Various mechanisms have been postulated to explain the growth of PRSTs and also the exacerbation of symptoms in previously asymptomatic lesions [13, 20,21,22,23,24]. These include hormonal and hemodynamic changes, presence of estrogen receptors (ERs) and progesterone receptors (PRs) [25, 26] and increased levels of angiogenic and growth factors [27]. For example, neuro-epithelial tumors including ependymomas have been proven to express the receptors ER-β [13] and PRs [28] either of which can modify tumor progression. In the case of vertebral hemangiomas, the mechanism of growth is thought to be multifactorial. Implicated factors include hormonal changes that increase venous distensibility, and hemodynamic changes that result in redistribution of blood volume through the vertebral venous plexus [22]. The latter hemodynamic mechanism also explains the nocturnal exacerbation of symptoms, with the supine position heightening uterine pressure on the vena cava and causing subsequent venous congestion and cord compromise [17].

Table 2 Review of pregnancy-related spinal ependymomas published till date.

Review of the previously reported pregnancy-related spinal ependymomas (Table 2) reveals that the clinical presentation and outcomes in all these cases were similar to those of regular spinal ependymomas. One patient presented with a holocord tumor after delivery [4] similar to our case. The tumor in the other patients was limited to three or four spinal segments. While five of these patients developed neurological deficits and underwent tumor resection during pregnancy, one of them was diagnosed to have a spinal lesion after a failed attempt at spinal anesthesia during delivery [15]. One patient was found to be harboring a spinal ependymoma on postpartum evaluation of long-standing nocturnal back pain [17]. There was no tumor recurrence in any of the patients with documented follow-up. Our case is unique in that the tumor presented with an aggressive and fatal holocord recurrence within 6 months of near-total resection. Although a definite pathological diagnosis of the recurrent tumor was not possible in our case, the radiological characteristics were consistent with those of a holocord recurrence.
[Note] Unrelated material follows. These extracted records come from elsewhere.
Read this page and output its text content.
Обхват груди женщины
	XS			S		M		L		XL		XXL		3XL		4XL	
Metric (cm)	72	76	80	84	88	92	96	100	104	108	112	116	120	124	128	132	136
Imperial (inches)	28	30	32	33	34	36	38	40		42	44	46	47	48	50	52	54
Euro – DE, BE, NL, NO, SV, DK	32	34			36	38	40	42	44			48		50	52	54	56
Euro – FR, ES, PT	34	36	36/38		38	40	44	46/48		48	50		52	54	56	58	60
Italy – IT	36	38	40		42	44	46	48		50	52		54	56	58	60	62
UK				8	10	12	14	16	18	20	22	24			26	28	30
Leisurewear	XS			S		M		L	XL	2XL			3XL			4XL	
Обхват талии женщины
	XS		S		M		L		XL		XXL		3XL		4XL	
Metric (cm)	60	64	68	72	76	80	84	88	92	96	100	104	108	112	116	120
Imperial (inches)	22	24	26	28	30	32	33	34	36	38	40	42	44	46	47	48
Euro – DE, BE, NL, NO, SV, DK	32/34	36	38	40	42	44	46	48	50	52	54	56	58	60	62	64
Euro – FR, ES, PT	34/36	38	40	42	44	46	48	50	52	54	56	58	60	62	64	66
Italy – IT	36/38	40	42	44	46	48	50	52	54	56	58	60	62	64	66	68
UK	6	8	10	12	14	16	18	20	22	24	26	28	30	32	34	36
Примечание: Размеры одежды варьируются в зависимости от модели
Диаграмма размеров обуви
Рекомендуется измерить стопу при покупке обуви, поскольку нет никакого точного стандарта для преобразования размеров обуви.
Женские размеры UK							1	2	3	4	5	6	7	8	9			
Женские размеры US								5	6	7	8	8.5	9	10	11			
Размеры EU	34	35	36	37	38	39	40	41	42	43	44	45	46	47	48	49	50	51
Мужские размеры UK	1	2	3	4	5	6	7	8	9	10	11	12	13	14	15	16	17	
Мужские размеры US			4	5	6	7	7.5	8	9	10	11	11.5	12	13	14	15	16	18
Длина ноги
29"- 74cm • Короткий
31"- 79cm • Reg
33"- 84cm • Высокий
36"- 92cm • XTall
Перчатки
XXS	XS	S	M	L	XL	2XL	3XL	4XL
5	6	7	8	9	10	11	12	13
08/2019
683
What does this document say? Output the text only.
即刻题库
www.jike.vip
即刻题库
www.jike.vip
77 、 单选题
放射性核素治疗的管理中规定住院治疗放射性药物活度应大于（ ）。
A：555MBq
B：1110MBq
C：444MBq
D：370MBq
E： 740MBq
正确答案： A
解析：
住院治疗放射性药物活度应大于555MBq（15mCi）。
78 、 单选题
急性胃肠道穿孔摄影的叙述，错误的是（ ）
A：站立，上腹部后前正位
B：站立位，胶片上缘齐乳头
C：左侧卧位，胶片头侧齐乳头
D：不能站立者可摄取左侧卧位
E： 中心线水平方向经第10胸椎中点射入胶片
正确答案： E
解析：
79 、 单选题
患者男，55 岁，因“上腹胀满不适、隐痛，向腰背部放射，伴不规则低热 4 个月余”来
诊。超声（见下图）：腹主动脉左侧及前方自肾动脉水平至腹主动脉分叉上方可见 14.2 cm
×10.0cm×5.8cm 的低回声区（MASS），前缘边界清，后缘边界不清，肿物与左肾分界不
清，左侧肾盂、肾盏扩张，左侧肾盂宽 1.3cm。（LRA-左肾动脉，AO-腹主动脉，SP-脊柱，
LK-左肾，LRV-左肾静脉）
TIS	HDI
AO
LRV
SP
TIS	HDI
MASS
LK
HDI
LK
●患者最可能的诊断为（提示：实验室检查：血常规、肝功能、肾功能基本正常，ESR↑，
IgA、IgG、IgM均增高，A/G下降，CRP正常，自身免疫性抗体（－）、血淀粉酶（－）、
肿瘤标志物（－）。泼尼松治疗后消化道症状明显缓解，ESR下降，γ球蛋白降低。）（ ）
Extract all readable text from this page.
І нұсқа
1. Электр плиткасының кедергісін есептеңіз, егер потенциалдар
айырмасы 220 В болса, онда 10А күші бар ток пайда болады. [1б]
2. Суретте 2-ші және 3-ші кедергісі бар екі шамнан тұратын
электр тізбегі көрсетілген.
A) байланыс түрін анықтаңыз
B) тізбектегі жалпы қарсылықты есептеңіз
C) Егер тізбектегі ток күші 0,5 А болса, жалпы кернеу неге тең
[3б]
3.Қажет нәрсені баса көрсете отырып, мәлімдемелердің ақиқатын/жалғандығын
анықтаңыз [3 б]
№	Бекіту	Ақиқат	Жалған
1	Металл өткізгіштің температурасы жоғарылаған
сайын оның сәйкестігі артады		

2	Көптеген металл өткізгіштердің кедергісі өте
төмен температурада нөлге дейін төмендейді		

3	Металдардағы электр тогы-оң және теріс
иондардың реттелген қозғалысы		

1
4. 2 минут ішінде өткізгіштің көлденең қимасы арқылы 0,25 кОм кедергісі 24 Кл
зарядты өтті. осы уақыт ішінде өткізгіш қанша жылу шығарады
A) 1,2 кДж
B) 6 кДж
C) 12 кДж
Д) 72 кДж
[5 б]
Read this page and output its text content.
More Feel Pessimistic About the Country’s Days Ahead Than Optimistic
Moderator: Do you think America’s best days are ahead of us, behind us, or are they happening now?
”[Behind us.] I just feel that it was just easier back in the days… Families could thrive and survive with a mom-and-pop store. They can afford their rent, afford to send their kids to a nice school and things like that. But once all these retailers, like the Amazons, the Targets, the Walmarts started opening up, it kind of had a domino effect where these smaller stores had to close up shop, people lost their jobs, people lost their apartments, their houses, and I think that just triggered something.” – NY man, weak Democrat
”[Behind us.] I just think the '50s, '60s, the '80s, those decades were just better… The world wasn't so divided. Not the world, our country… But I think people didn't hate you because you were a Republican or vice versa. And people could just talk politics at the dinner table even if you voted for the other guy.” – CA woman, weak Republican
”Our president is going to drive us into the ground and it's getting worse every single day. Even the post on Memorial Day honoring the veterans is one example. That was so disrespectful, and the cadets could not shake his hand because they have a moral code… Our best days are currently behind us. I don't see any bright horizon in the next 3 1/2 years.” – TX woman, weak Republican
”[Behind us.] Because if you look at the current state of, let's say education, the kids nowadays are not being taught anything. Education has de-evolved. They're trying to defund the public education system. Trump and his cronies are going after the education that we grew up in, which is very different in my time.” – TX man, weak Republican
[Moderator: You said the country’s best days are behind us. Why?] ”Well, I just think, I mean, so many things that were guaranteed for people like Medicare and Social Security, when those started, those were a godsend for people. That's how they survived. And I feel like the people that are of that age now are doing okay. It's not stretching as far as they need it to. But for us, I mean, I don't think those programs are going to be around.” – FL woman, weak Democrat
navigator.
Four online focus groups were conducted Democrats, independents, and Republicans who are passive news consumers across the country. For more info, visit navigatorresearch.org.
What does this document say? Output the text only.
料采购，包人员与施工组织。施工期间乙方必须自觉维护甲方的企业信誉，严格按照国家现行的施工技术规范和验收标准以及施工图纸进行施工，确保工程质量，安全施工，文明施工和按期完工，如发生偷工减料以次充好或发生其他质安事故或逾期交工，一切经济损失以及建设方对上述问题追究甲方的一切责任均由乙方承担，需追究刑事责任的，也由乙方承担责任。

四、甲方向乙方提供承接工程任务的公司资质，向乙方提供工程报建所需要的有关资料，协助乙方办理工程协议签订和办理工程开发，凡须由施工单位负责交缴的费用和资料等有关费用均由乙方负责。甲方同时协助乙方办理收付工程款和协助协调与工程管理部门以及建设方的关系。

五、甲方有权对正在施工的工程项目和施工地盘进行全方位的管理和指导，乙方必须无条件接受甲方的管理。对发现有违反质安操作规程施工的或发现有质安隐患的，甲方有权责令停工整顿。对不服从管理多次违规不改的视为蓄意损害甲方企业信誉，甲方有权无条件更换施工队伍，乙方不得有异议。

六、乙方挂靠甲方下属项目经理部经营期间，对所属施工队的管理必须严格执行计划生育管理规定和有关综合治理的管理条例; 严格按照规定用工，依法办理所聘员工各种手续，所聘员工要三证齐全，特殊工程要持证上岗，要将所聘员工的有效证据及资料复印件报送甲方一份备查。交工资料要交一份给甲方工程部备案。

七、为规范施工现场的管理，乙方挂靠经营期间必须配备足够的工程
Clinical outcomes of low-grade spinal ependymomas are generally favorable, and biological aggression and poor outcomes are generally limited to WHO Grade III ependymomas [29, 30]. A hypothesis to explain the aggressiveness of the low-grade tumor in our case would be that the tumor had strong steroid-receptor positivity, and hence was highly sensitive to the pregnancy-induced hormonal changes. A study of various primary spinal cord tumors [31] demonstrated cytoplasmic-ER and -PR positivity in a majority of the ependymomas. Findings from other studies as well [13, 28] indicate a strong possibility that steroids can promote the onset, differentiation, and growth of spinal ependymomas.

While the above hypothesis sounds tenable, it can only explain tumor aggressiveness till the early postpartum period, beyond which hormonal levels normalize to their pre-gravid status [13]. This then draws forth a possibility of an underlying molecular alteration that could have contributed to the aggressive recurrence of the tumor. A likely candidate would be a focal MYCN amplification [32] reported to occur in a subgroup of spinal ependymomas including the lower grade ones. MYCN-amplified tumors typically demonstrate increased aggressiveness, early metastases with craniospinal dissemination, rapid progression after relapse, resistance to treatment, and poor overall survival [32]. We could not establish a MYCN alteration or histological evidence of malignant progression in our case. However, the clinical features like spinal cord invasion at presentation, holocord progression, and a dismal survival despite a near-total resection of the primary tumor were pointers to the above-mentioned genetic alteration.

This case highlights an unusually aggressive clinical course of a low-grade spinal tumor during pregnancy. Further research is warranted on exploring characteristics like steroid-receptor positivity and genetic alterations like the MYNC amplification in spinal ependymomas. This could be utilized in formulating targeted genetic [33,34,35,36] or hormonal therapies to alter the biological behavior of such tumors.